This is not the usual corporate anniversary publication in which financial institutions manage to discourage interest in their recent past. It is a set of interwoven histories, published by the Grupo Financiero Popular, on the twenty-fifth anniversary of its centerpiece, the Banco Popular Dominicano. Credit is due the Banco Popular itself for having given an independent historian hroad access to extensive and apparently well-kept papers.

Frank Moya Pons largely accomplishes what he promises in his introduction: the history of the Banco Popular Dominicano, the economic and financial context and the initiatives to deal with it, and finally a history of inspired management. It is much more than an institutional history. We get some clear views of cohesion and dissent in the hoard, of leadership and failure. Moya Pons draws in vivid detail the growth and the exhausting struggle to prevail over political and institutional obstacles in a climate of deteriorating terms of trade. He handles remarkably well the impact of the debt crisis on the Banco Popular, its efforts to cope with it, and the role of the central bank, matters relevant beyond the Dominican context—the author’s reach in these areas contributes to the practical value of his book.

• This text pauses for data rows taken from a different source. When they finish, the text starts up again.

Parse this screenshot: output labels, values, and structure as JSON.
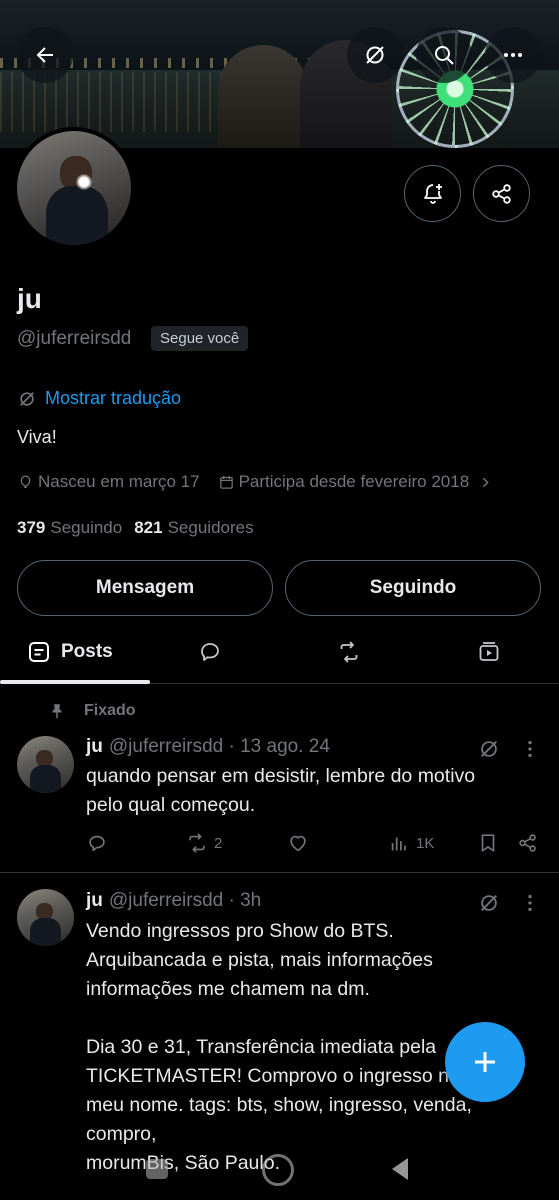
{
  "profile": {
    "display_name": "ju",
    "handle": "@juferreirsdd",
    "follows_you_badge": "Segue você",
    "translate_link": "Mostrar tradução",
    "bio": "Viva!",
    "birth": "Nasceu em março 17",
    "joined": "Participa desde fevereiro 2018",
    "following_count": "379",
    "following_label": "Seguindo",
    "followers_count": "821",
    "followers_label": "Seguidores",
    "message_button": "Mensagem",
    "following_button": "Seguindo"
  },
  "tabs": {
    "posts_label": "Posts"
  },
  "posts": [
    {
      "pinned_label": "Fixado",
      "name": "ju",
      "handle": "@juferreirsdd",
      "time": "· 13 ago. 24",
      "text": "quando pensar em desistir, lembre do motivo\npelo qual começou.",
      "reposts": "2",
      "views": "1K"
    },
    {
      "name": "ju",
      "handle": "@juferreirsdd",
      "time": "· 3h",
      "text": "Vendo ingressos pro Show do BTS.\nArquibancada e pista, mais informações\ninformações me chamem na dm.\n\nDia 30 e 31,  Transferência imediata pela\nTICKETMASTER!  Comprovo o ingresso no\nmeu nome.  tags: bts, show, ingresso, venda,\ncompro,\nmorumBis, São Paulo."
    }
  ],
  "colors": {
    "background": "#000000",
    "accent": "#1d9bf0",
    "text_primary": "#e7e9ea",
    "text_secondary": "#71767b",
    "border": "#2f3336"
  },
  "icons": {
    "back": "arrow-left-icon",
    "grok": "grok-icon",
    "search": "search-icon",
    "more": "more-dots-icon",
    "notify": "bell-plus-icon",
    "share": "share-icon",
    "birthday": "balloon-icon",
    "calendar": "calendar-icon",
    "replies_tab": "speech-bubble-icon",
    "reposts_tab": "repost-icon",
    "media_tab": "media-icon",
    "pin": "pin-icon",
    "reply": "reply-icon",
    "repost": "repost-icon",
    "like": "heart-icon",
    "views": "views-icon",
    "bookmark": "bookmark-icon",
    "compose": "plus-icon"
  }
}
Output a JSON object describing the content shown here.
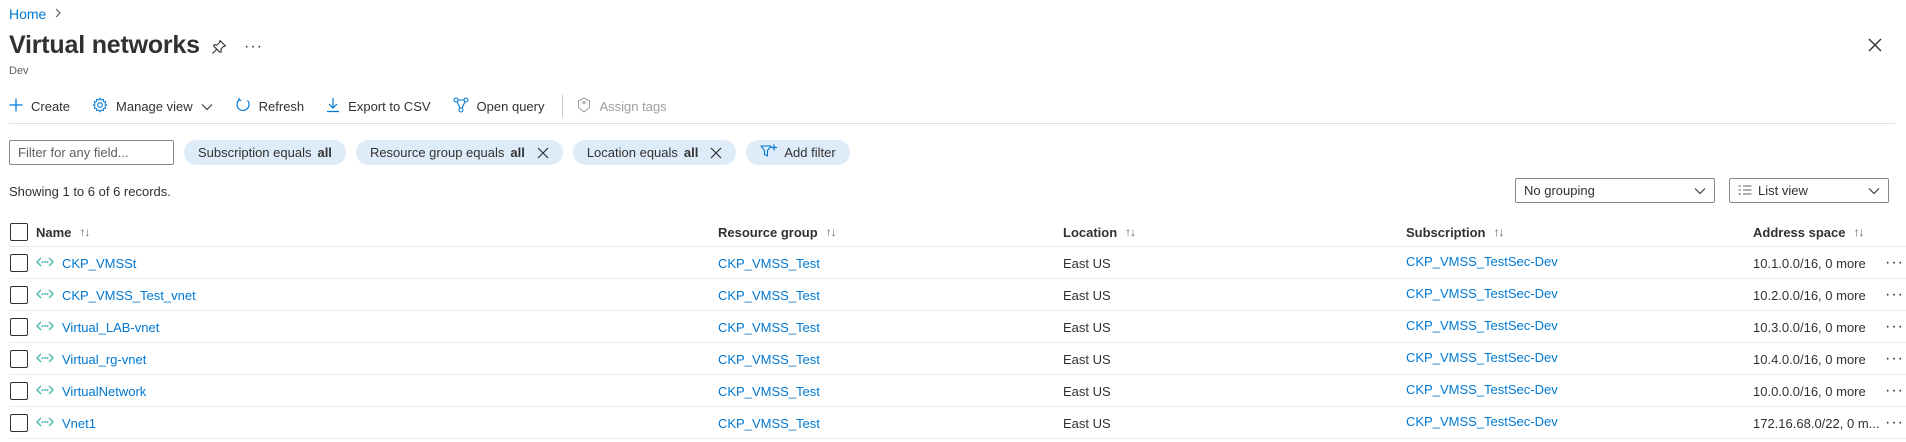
{
  "breadcrumb": {
    "home": "Home"
  },
  "header": {
    "title": "Virtual networks",
    "subtitle": "Dev",
    "more": "···"
  },
  "toolbar": {
    "create": "Create",
    "manage_view": "Manage view",
    "refresh": "Refresh",
    "export_csv": "Export to CSV",
    "open_query": "Open query",
    "assign_tags": "Assign tags"
  },
  "filters": {
    "placeholder": "Filter for any field...",
    "subscription": {
      "label": "Subscription equals",
      "value": "all"
    },
    "resource_group": {
      "label": "Resource group equals",
      "value": "all"
    },
    "location": {
      "label": "Location equals",
      "value": "all"
    },
    "add_filter": "Add filter"
  },
  "records": {
    "showing": "Showing 1 to 6 of 6 records."
  },
  "grouping": {
    "selected": "No grouping"
  },
  "view": {
    "selected": "List view"
  },
  "table": {
    "columns": {
      "name": "Name",
      "resource_group": "Resource group",
      "location": "Location",
      "subscription": "Subscription",
      "address_space": "Address space"
    },
    "sort_glyph": "↑↓",
    "rows": [
      {
        "name": "CKP_VMSSt",
        "resource_group": "CKP_VMSS_Test",
        "location": "East US",
        "subscription": "CKP_VMSS_TestSec-Dev",
        "address_space": "10.1.0.0/16, 0 more"
      },
      {
        "name": "CKP_VMSS_Test_vnet",
        "resource_group": "CKP_VMSS_Test",
        "location": "East US",
        "subscription": "CKP_VMSS_TestSec-Dev",
        "address_space": "10.2.0.0/16, 0 more"
      },
      {
        "name": "Virtual_LAB-vnet",
        "resource_group": "CKP_VMSS_Test",
        "location": "East US",
        "subscription": "CKP_VMSS_TestSec-Dev",
        "address_space": "10.3.0.0/16, 0 more"
      },
      {
        "name": "Virtual_rg-vnet",
        "resource_group": "CKP_VMSS_Test",
        "location": "East US",
        "subscription": "CKP_VMSS_TestSec-Dev",
        "address_space": "10.4.0.0/16, 0 more"
      },
      {
        "name": "VirtualNetwork",
        "resource_group": "CKP_VMSS_Test",
        "location": "East US",
        "subscription": "CKP_VMSS_TestSec-Dev",
        "address_space": "10.0.0.0/16, 0 more"
      },
      {
        "name": "Vnet1",
        "resource_group": "CKP_VMSS_Test",
        "location": "East US",
        "subscription": "CKP_VMSS_TestSec-Dev",
        "address_space": "172.16.68.0/22, 0 m..."
      }
    ],
    "row_more": "···"
  },
  "colors": {
    "accent": "#0078d4",
    "pill_bg": "#deecf9",
    "vnet_icon": "#50b9b0"
  },
  "icons": [
    "chevron-right-icon",
    "pin-icon",
    "close-icon",
    "plus-icon",
    "gear-icon",
    "chevron-down-icon",
    "refresh-icon",
    "download-icon",
    "query-icon",
    "tag-icon",
    "filter-add-icon",
    "list-icon",
    "vnet-icon"
  ]
}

While the text is lively and credible, the book could have gained from an analysis of the accounts of the financial institutions. We get only a glimpse of the profitability, which should be measured against inflation, currency rates, and sector averages. How profitable were the other holdings of the group? What about cost of funds against interest and commission income? Size and utilization of facilities with correspondents? Mismatching? Credit facilities by economic sector—how much to group companies? Taxation and cost of operation? For at least some of these questions, the answers should have been available. Finally, the foreign reader likes to see some historical series of macro-economic data, particularly concerning balance of payments, trade, money supply, inflation, and currency rates.